Are you able to attach the vmware.log from one of the Linux machines from when it restarted? Don't copy and paste here but actually attach the log please
Also make sure it is from when the VM restarted.
Are the ESXi hosts certified/supported for ESXi 6.7 U1?
Are the hardware BIOS, hardware components' firmware/driver versions in line with 6.7 U1?
Is the issue observed for VMs on a particular ESXi host or on all ESXi hosts in cluster ?
What's the vm HW version in use on affected vms ?
Any particular flavor of linux OS vm repeatedly facing issue or all linux vms facing issue ?
Are there other OS vms and any weird issue reported on them ?
The hosts are certified and supported for ESXi 6.7 U1 and all BIOS. drivers and firmware were supported for 6.7 U1 as well.
The last suggestion from GSS has been to update the drivers and firmwares to the latest available versions. We are now actioning this and will monitor the VMs to see if there is any changes.
I am still intrigued though as to why a old driver/ firmware would cause VMs to reboot especially the linux ones.
Keep you guys posted on this one.
1 person found this helpful
After applying the drivers and upgrading firmware on the hosts, we are still seeing the VMs being sporadically restarted by HA. The case has been escalated to a P1 with GSS and after a couple of phone calls with Gas they have confirmed that there are 5 other customers reporting the same issue with other hardware vendors. We have other clusters in the same environment that is not impacted and other customers who are running vSphere 6.7 U1 and they are not impacted by this issue.
Gss are still working on root cause but it looks like it could be due to an issue when VMs are migrated from ESXi 6.5 to ESXi 6.7.
Further updates to follow
An update on this issue - Engineering have an ESXi patch that provides additional debugging that they'd like to apply. Of the 6 SRs for this issue, one customer has applied the patch above and 4 have reverted their environments to 6.5.
Further updates to follow.
Thanks for keeping the thread alive. Looking forward to see what Engineering team finds here.
One thing I've confirmed with the team here is that all the VMs that are getting restarted, are running virtual hardware versions 10 and below. Not sure if this
This information is being sent to the VMware engineering team to be added into the RCA.
Your response has invoked more queries from me:
Have you done a test by upgrading the affected VM's HW version to 13 or above and then see if the issue still occurs ?

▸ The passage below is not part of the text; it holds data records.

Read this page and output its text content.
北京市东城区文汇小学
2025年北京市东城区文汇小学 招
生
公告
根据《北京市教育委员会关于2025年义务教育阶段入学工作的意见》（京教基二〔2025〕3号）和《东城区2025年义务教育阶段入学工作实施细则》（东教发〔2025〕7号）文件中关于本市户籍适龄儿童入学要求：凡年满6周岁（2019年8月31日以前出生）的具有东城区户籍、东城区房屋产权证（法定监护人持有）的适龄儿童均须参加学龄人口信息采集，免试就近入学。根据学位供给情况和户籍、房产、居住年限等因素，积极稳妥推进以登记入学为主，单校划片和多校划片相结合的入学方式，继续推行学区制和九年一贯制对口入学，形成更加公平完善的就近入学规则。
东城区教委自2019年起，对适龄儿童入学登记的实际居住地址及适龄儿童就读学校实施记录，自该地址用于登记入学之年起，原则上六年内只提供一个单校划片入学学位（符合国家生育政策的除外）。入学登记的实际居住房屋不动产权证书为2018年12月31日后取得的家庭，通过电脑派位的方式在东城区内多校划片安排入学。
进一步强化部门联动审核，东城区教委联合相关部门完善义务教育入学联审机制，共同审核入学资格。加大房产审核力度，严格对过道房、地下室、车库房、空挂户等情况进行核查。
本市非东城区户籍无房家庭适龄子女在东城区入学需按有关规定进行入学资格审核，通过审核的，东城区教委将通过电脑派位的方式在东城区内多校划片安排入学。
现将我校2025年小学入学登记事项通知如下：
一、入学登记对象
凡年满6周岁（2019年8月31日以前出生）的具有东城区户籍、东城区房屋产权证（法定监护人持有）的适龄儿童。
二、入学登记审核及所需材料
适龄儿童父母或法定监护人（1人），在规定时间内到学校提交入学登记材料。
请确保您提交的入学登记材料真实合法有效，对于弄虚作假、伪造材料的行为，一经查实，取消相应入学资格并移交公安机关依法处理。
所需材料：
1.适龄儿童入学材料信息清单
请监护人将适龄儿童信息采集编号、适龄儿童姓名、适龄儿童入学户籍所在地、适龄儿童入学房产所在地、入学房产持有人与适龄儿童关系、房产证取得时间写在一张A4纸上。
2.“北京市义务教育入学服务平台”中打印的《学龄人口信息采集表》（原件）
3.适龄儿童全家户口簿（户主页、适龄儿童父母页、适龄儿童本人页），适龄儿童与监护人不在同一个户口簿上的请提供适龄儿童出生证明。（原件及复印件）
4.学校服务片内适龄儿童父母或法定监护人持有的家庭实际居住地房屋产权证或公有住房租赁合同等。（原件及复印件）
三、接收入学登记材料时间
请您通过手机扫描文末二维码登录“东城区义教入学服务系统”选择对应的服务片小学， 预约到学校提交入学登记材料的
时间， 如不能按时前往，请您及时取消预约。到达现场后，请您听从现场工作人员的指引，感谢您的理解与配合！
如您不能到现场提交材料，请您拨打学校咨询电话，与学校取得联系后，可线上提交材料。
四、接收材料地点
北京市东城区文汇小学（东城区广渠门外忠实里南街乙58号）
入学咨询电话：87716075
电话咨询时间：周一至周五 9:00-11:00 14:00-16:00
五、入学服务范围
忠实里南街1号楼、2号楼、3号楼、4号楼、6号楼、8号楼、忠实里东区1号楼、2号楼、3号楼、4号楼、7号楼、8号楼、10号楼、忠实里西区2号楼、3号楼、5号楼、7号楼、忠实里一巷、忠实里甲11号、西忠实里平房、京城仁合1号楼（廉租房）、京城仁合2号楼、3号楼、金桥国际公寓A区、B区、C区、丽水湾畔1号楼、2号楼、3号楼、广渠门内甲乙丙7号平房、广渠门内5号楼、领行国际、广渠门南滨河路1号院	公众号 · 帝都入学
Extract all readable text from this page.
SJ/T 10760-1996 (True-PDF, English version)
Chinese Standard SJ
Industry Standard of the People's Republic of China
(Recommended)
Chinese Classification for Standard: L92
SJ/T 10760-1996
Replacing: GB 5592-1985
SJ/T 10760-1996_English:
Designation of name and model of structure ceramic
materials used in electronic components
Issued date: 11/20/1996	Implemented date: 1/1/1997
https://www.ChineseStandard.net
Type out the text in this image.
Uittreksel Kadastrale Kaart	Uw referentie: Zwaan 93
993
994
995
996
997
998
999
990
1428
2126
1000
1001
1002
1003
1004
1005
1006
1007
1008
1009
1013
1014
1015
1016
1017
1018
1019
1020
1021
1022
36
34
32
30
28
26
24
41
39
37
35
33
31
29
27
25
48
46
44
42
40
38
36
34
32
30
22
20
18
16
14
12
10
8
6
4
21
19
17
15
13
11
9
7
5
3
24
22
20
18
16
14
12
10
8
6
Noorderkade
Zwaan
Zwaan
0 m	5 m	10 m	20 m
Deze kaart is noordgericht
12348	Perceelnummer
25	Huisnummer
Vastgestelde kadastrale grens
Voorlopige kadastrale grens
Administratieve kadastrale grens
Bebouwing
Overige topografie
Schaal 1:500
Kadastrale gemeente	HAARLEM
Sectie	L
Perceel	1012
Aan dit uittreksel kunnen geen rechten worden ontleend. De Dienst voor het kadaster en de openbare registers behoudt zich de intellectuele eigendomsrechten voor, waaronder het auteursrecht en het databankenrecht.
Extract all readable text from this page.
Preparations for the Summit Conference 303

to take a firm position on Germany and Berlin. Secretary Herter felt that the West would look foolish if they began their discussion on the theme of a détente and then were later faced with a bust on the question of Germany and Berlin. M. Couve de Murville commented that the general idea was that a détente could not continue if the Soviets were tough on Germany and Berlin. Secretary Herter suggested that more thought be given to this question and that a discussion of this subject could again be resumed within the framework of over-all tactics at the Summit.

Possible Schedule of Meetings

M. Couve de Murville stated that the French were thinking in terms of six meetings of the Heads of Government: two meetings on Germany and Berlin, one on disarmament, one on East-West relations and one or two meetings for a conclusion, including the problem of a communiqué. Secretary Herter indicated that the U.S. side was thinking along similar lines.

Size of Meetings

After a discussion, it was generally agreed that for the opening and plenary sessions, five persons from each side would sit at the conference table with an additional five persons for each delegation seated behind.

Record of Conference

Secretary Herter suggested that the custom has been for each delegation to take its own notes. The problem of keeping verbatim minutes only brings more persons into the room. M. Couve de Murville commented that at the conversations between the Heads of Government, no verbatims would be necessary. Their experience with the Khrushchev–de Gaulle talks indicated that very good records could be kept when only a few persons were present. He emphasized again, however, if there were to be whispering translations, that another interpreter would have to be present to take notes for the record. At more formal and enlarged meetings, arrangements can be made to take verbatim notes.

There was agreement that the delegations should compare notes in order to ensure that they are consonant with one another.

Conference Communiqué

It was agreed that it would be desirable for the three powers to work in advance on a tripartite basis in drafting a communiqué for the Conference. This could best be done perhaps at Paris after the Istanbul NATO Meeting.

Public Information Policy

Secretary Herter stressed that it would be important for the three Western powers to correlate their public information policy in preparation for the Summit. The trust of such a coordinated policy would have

When you updated the ESXi from 6.5 to 6.7, did the cluster EVC settings were changed or have you enabled VM based EVC after which you started seeing this issue ?
The restart issue is occurring only once on every VM. So far we've had 90+ VMs restart but not one VM has been restarted more than once.
VMware engineering have confirmed that the Crash / backtrace for all the issues reported are same with the memory fault and it has nothing to do with the Hardware version.
VMware GSS have also provided a patch for ESXi which we will rolling out to the cluster tonight. If the pattern continues then VMs will continue to get reset which will allow us to get the additional information for engineering to further look into the issue.
More updates to follow.
The patch provided by VMware Gss has been applied to the cluster and after applying the patches we are still seeing VMs being reset by HA. Logs for the corresponding VMs and hosts have been uploaded to the engineering team and they are currently reviewing them.
We hope to hear back from the soon and I will post some updates as soon as I hear back.
Just an update on this case - The customer had requested us to roll back half the cluster to 6.5 as they could not tolerate further VMs crashing.
VMware GSS provided us with a patch for 6.7 (debug patch) which has further logging capabilities that they need to investigate the issue further however all our attempts to install this one host failed and the build number on the host wasn't changing. After multiple phone calls with GSS to resolve this, VMware engineering have now supplied us another image which has actually worked and the build number is now updated on the host. Unfortunately its been so long and the customer has not experienced any VM HA reset events in the last 2 weeks now.
We are sill planning to roll this out to all 6.7 hosts this week and if we encounter the issue again we will upload logs to GSS.